Earth's History

Sara Qualey 8D

Earth's Origins

The Earth was formed 4.54 billion years ago by enormous rocks colliding in the giant disc shape cloud of material. Gradually, the amount of rocks built up to create planet Earth. The rocks that formed the Earth were molten. Over time, the rocks formed layers and the crust cooled. The heaviest materials sunk to the bottom and the lightest materials stayed on top.

The Earth's Materials

Oxygen, silicon, aluminum, iron, calcium, sodium, potassium, and magnesium are the main elements that make up about 99% of Earth's crust.

The Four Layers of Earth

The Earth is composed of 4 layers; the crust, mantle, outer core, and inner core. The inner core is made of solid iron and the outer core is made up of liquid iron and nickel. The core is the hottest part of Earth. The mantle is the 3rd layer. It takes up more than 2/3 of Earth's mass. The mantle is split into two parts. The lower part is liquid and has the consistency of silly putty. The upper part is solid. The mantle as a whole is mainly made of silicon, iron, magnesium, oxygen, and aluminum. The crust is the outermost layer of Earth. 99% of the crust is made of oxygen, sodium, silicon, iron, potassium, calcium, magnesium, and aluminum. Each layer is different. The coldest layer is the crust and the farther you go down, the hotter it gets. This is also true with pressure. The farther you go down, the more pressure there is. This is why the inner core is solid.

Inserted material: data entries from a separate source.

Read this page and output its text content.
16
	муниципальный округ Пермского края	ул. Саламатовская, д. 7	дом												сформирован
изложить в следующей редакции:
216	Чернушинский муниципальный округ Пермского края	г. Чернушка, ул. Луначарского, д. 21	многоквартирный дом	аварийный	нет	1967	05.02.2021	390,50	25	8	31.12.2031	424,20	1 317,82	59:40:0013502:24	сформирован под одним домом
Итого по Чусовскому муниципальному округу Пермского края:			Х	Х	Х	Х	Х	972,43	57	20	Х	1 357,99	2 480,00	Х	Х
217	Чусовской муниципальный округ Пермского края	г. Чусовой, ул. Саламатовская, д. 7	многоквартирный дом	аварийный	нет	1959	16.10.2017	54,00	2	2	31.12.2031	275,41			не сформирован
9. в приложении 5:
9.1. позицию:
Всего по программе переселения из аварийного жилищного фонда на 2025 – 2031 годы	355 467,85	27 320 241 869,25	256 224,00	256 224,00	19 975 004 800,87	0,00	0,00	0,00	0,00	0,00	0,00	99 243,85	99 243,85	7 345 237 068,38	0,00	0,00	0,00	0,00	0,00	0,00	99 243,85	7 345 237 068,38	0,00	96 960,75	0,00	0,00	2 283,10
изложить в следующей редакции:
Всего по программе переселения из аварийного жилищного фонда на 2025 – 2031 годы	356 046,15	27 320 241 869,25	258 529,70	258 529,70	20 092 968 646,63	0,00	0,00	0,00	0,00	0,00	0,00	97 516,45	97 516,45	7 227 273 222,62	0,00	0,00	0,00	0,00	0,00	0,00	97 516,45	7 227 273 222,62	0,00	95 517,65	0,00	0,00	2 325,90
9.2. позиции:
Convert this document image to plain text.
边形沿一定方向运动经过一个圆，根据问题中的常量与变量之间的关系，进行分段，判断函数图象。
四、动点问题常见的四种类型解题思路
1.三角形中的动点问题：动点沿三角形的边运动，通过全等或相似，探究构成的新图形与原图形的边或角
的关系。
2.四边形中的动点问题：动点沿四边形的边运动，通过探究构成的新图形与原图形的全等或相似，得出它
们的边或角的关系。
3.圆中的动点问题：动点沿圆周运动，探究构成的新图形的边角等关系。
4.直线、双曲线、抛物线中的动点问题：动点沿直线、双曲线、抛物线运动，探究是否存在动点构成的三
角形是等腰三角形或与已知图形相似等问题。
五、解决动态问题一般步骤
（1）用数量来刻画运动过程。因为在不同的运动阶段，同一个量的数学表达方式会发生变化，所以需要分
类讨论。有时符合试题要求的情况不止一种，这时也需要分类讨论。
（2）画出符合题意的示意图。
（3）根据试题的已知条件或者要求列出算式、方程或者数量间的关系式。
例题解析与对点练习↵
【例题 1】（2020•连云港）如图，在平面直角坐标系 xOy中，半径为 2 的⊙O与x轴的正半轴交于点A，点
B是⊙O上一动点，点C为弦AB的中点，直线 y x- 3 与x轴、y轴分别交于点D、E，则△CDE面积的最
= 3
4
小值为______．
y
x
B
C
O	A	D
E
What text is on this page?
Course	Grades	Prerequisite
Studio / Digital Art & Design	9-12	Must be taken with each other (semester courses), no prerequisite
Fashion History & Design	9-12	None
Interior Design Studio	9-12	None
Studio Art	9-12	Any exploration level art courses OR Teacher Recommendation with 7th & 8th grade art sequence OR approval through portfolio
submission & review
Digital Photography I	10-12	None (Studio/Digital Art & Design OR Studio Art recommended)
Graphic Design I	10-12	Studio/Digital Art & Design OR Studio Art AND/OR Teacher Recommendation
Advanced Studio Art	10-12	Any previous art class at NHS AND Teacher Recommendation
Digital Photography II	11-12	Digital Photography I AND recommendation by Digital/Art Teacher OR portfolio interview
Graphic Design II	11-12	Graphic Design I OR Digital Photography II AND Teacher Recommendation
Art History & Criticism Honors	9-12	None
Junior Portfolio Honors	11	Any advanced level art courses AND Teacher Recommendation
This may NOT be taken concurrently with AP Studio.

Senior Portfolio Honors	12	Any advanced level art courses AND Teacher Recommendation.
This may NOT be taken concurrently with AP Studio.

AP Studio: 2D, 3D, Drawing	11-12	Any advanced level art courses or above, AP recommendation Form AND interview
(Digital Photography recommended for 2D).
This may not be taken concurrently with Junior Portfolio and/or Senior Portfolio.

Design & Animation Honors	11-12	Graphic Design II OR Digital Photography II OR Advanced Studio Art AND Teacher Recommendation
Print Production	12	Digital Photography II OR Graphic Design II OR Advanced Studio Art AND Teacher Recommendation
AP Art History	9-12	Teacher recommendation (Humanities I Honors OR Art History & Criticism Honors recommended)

How Do The Layers Affect The Earth's Crust

The outer core has a magnetic field around the Earth that keeps radiation out. In the mantle, hot lava comes up from the core and causes the tectonic plates to move. This can affect earthquakes, mountains, volcanoes, etc.

Plate Tectonics

Tectonic plates are large slabs of Earth's outer layer that are broken up. These plates move around and hold continents and oceans. These plates cause earthquakes and create mountains and trenches. Plate tectonics are all over the Earth. The three kinds of plate tectonic boundaries are divergent, convergent, and transform. Convergent boundaries are pushing towards each other, divergent boundaries are plates that move apart from each other, and transform boundaries are plates that move past each other. An example of convergent boundaries is the boundary between the Eurasian Plate and Iridian Plate. A divergent boundary- between the African and Arabian Plates, and a transform boundary- the Pacific and Australian Plates.